HomeNewsChinese AI company MiniMax is launching latest models that it claims can...

Chinese AI company MiniMax is launching latest models that it claims can compete with the very best within the industry

Chinese firms proceed to release AI models that rival the capabilities of systems developed by OpenAI and other U.S.-based AI corporations.

This week, MiniMaxan Alibaba and Tencent-backed startup that educated Approximately $850 million in enterprise capital and valued at greater than $2.5 billion. debuted three latest models: MiniMax-Text-01, MiniMax-VL-01 and T2A-01-HD. MiniMax-Text-01 is a text-only model, while MiniMax-VL-01 can understand each images and text. T2A-01-HD, then again, produces audio – especially speech.

MiniMax claims that MiniMax-Text-01, which is 456 billion parameters in size, performs higher on benchmarks like MMLU and SimpleQA, which measure a model's ability to reply math problems and facts, than models like Google's recently unveiled Gemini 2.0 Flash. based questions. Parameters roughly correspond to a model's problem-solving capabilities, and models with more parameters generally perform higher than those with fewer parameters.

As for MiniMax-VL-01, MiniMax says it competes with Anthropic's Claude 3.5 Sonnet in evaluations that require multimodal understanding, similar to ChartQA, which tasks models with answering graph- and chart-related questions (e.g. ” What is the height value of the orange line on this graph?”). Admittedly, MiniMax-VL-01 doesn't quite outperform Gemini 2.0 Flash in lots of these tests. OpenAI's GPT-4o and an open model called InternVL2.5 also beat it on several counts.

What's notable is that MiniMax-Text-01 has an especially large context window. A model's context or context window refers to input (e.g. text) that a model considers before generating output (additional text). With a context window of 4 million tokens, MiniMax-Text-01 can analyze about 3 million words directly – or simply over five copies of War and Peace.

As for context (no pun intended): MiniMax-Text-01's context window is roughly 31 times larger than that of GPT-4o and Llama 3.1.

The latest MiniMax model released this week, T2A-01-HD, is an audio generator optimized for speech. T2A-01-HD can generate an artificial voice with adjustable cadence, timbre and tenor in around 17 different languages, including English and Chinese, and clone a voice from just 10 seconds of an audio recording.

MiniMax has not released any benchmark results comparing the T2A-01-HD to other audio generation models. But to this reporter's ears, the T2A-01-HD's outputs sound on par with Meta and startups like PlayAI.

Except for T2A-01-HD, which is exclusively available through MiniMax's API and Hailuo AI platform, MiniMax's latest models might be downloaded from GitHub and the Hugging Face AI development platform.

However, simply because the models can be found “openly” doesn’t mean that they will not be locked in certain elements. MiniMax-Text-01 and MiniMax-VL-01 will not be truly open source within the sense that MiniMax has not released the components (e.g. training data) required to construct them from scratch. Additionally, they’re subject to MiniMax's restrictive license, which prohibits developers from using the models to enhance competing AI models and requires platforms with greater than 100 million monthly lively users to request a special license from MiniMax.

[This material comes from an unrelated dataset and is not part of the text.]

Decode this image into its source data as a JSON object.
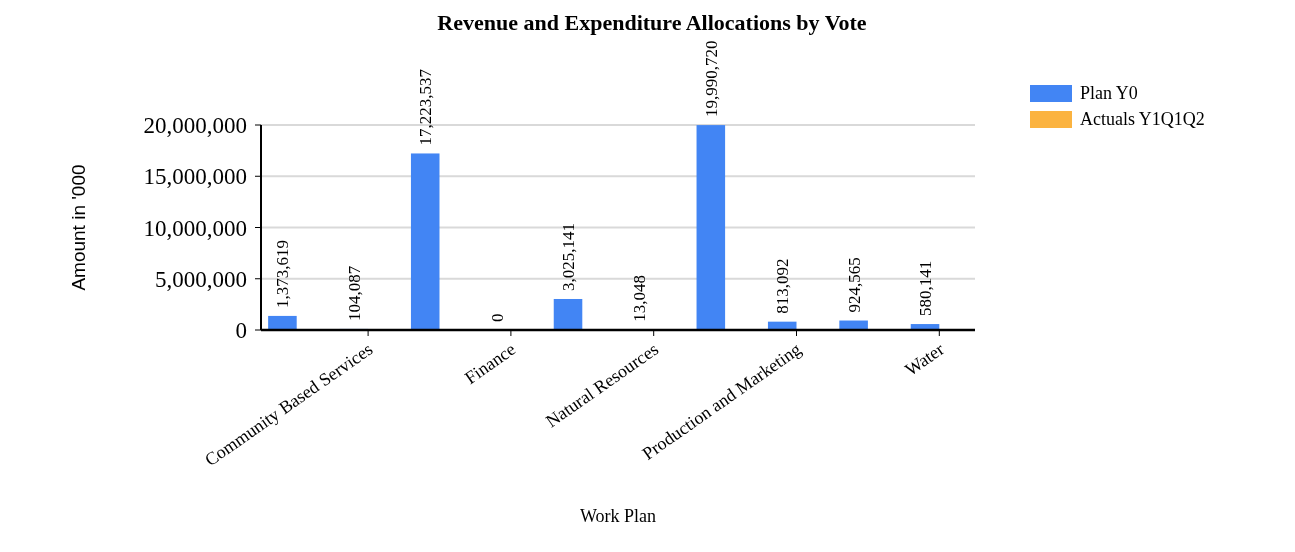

MiniMax was founded in 2021 by former employees of SenseTime, certainly one of China's largest AI corporations. The company's projects include apps similar to Talkie, an AI-powered role-playing platform modeled on character AI, and text-to-video models that MiniMax released in Hailuo.

Some of MiniMax's products have change into the topic of minor controversy.

Talkie, which was faraway from Apple's App Store in December for unspecified “technical” reasons, features AI avatars of public figures including Donald Trump, Taylor Swift, Elon Musk and LeBron James, none of whom seem like theirs The app has agreed to be published.

In December, Broadcast Magazine reported that MiniMax's video generators can reproduce the logos of British television channels, suggesting that MiniMax's models were trained on content from these channels. And MiniMax ought to be too is sued by iQiyi, a Chinese video streaming service, which accuses MiniMax of illegally working on iQiyi's copyrighted recordings.

MiniMax's latest models come days after the outgoing Biden administration proposed stricter export rules and restrictions on AI technologies for Chinese corporations. Companies in China were already blocked from purchasing advanced AI chips, but when the brand new rules take effect as written, corporations will face stricter caps on each the semiconductor technology and the models needed to launch advanced AI systems are.

On Wednesday, the Biden administration announced Additional measures focused on keeping advanced chips out of China. Chip foundries and packaging corporations that wish to export certain chips are subject to broader licensing requirements unless they apply greater control and due diligence to stop their products from reaching Chinese customers.